KEADILAN RESTORATIF
DHPLAWYER ADVOKAT & KONSULTAN HUKUM
Peristilahan
Keadilan restoratif adalah penyelesaian perkara tindak pidana dengan melibatkan pelaku, korban, keluarga pelaku/korban, dan pihak lain yang terkait untuk bersama-sama mencari penyelesaian yang adil dengan menekankan pemulihan kembali pada keadaan semula, dan bukan pembalasan. (Pasal 1 angka 1 Perkejaksaan 15/2020)
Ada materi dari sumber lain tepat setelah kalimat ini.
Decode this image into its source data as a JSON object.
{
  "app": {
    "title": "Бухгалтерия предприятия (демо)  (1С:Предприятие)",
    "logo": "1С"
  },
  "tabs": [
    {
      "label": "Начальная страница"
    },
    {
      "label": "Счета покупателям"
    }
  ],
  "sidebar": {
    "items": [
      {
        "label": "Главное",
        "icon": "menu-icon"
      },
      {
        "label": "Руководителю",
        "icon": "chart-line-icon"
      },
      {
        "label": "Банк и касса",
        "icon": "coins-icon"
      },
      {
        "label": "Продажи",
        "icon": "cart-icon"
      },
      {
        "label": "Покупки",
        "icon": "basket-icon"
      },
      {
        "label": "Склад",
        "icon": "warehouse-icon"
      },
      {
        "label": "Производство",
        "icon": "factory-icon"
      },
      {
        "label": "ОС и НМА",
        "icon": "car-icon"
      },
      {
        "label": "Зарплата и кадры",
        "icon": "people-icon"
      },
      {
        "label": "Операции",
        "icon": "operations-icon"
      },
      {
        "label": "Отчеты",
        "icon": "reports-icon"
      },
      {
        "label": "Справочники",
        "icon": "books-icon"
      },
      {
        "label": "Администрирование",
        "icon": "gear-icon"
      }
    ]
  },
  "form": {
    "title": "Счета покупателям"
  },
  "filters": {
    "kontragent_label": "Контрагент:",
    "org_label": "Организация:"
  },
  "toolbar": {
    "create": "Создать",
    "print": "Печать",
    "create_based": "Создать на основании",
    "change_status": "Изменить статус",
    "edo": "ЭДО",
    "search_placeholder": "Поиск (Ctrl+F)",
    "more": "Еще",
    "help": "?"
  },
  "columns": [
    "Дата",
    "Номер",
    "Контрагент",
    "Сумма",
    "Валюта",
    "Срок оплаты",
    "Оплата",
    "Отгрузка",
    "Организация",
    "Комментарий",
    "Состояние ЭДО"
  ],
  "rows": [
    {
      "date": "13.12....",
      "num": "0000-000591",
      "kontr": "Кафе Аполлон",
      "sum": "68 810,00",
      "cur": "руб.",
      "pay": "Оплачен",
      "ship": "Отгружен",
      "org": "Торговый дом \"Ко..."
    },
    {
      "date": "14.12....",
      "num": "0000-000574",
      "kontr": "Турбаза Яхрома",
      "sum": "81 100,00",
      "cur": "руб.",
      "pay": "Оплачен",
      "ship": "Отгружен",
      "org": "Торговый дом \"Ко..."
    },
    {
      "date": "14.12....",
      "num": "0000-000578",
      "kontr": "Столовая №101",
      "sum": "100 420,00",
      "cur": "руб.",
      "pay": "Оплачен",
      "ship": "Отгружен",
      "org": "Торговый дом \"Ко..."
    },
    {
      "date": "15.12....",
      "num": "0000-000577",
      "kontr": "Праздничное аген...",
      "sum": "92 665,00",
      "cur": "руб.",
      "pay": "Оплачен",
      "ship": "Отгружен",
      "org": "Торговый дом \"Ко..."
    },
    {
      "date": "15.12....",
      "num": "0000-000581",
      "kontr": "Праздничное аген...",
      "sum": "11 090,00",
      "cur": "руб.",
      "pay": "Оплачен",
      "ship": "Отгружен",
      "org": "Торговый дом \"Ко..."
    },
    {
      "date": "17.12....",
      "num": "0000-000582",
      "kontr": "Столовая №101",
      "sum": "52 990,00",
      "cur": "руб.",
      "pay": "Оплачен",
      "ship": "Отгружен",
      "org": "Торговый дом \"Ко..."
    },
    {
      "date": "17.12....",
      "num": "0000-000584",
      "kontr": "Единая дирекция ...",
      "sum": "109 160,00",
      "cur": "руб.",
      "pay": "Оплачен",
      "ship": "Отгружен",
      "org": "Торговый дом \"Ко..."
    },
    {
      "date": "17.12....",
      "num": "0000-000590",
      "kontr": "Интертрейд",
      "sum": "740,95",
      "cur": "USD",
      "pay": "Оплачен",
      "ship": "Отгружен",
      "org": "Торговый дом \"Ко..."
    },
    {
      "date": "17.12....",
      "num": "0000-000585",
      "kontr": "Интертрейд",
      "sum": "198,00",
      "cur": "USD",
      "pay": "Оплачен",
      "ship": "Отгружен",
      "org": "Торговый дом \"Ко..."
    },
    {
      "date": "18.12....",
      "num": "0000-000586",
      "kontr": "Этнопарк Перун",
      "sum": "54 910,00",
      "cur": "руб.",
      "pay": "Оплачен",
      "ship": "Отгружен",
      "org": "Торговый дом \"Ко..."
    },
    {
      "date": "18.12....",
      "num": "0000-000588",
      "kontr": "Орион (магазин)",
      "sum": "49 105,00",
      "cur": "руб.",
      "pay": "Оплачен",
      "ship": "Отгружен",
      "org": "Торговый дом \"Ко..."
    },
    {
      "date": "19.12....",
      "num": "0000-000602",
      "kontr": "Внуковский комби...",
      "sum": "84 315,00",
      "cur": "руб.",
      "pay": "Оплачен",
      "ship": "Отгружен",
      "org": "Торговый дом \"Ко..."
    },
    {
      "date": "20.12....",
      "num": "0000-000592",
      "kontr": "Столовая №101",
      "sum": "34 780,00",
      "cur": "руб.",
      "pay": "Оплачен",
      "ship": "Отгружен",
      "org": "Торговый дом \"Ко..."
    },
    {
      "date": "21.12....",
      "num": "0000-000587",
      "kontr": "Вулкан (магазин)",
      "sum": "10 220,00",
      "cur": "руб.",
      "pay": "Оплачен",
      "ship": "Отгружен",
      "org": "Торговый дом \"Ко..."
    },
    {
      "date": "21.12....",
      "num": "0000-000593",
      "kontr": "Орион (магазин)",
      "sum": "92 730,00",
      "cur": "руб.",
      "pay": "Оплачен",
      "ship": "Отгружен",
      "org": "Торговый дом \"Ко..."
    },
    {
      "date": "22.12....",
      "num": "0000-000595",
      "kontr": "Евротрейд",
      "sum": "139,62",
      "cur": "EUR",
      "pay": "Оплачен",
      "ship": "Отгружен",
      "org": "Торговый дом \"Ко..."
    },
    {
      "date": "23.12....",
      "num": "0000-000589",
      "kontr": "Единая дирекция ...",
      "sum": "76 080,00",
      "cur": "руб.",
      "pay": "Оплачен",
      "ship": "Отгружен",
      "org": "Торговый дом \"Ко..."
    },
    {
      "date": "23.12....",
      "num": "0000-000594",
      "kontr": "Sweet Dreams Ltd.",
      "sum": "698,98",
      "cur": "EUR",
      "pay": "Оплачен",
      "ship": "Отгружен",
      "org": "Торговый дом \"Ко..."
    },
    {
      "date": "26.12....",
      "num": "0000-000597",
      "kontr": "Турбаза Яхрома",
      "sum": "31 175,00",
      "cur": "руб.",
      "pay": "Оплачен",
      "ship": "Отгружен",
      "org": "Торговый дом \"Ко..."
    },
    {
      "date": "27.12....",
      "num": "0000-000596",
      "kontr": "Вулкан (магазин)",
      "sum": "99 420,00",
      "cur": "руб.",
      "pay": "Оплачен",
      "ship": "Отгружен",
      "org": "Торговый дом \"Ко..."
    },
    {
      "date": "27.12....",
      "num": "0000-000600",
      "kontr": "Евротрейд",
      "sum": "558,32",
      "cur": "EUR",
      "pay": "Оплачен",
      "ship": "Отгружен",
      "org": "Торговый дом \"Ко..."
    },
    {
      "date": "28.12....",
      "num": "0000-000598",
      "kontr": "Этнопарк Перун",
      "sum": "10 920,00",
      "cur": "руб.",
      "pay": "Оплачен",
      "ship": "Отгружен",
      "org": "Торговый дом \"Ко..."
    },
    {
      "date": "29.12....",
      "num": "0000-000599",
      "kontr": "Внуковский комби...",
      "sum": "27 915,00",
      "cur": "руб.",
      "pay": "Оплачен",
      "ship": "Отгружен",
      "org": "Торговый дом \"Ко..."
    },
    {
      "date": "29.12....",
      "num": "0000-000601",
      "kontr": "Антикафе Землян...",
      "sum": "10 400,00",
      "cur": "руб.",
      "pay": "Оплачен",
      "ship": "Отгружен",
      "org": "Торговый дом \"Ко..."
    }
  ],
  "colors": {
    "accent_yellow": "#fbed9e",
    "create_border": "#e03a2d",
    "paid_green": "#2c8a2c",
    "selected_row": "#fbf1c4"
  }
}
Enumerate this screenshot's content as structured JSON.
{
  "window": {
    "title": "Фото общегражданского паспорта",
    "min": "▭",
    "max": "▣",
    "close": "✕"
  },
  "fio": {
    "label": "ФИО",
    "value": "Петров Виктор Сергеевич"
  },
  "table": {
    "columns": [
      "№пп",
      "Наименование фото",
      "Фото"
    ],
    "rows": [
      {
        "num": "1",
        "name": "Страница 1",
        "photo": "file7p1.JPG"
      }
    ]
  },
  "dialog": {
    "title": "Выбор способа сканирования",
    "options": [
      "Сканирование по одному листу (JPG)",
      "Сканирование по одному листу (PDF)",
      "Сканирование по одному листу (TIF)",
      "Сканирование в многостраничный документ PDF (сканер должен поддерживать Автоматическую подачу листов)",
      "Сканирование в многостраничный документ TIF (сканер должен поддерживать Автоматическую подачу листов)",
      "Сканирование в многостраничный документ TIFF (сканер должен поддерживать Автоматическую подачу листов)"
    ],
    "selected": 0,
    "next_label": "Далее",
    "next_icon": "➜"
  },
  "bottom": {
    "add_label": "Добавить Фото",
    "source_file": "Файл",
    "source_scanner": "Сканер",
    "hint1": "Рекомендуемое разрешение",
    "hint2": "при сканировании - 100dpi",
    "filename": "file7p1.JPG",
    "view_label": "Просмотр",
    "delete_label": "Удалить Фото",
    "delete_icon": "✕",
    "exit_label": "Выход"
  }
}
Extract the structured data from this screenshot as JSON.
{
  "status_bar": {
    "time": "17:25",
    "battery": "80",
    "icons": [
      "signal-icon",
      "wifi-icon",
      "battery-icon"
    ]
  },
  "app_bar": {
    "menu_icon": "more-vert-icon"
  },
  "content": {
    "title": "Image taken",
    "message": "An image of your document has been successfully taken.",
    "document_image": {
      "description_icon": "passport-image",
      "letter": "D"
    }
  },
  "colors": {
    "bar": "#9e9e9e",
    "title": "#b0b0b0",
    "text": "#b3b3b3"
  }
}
Prinsip keadilan restoratif (restorative justice) tidak bisa dimaknai sebagai metode penghentian perkara secara damai, tetapi lebih luas pada pemenuhan rasa keadilan semua pihak yang terlibat dalam perkara pidana melalui upaya yang melibatkan korban, pelaku dan masyarakat setempat serta penyelidik/penyidik sebagai mediator, sedangkan penyelesaian perkara salah satunya dalam bentuk perjanjian perdamaian dan pencabutan hak menuntut dari korban perlu dimintakan penetapan hakim melalui jaksa penuntut umum untuk menggugurkan kewenangan menuntut dari korban, dan penuntut umum. (Angka 2 huruf f SE Kapolri 8/2018)
Prinsip
Bahwa prinsip keadilan restoratif (restorative justice) tidak bisa dimaknai sebagai metode penghentian perkara secara damai, tetapi lebih luas pada pemenuhan rasa keadilan semua pihak yang terlibat dalam perkara pidana melalui upaya yang melibatkan korban, pelaku, dan masyarakat setempat serta penyelidik/penyidik sebagai mediator, sedangkan penyelesaian perkara salah satunya dalam bentuk perjanjian perdamaian dan pencabutan hak menuntut dari korban perlu dimintakan penetapan hakim melalui jaksa penuntut umum untuk menggugurkan kewenangan menuntut dari korban dan penuntut umum. (Angka 2 huruf f SE Kapolri 8/2018)
Pada Tingkat Penyidikan
Syarat materiil
Meliputi: [Pasal 12 huruf a Perkapolri 6/2019 jo. Angka 3 huruf a SE Kapolri 8/2018]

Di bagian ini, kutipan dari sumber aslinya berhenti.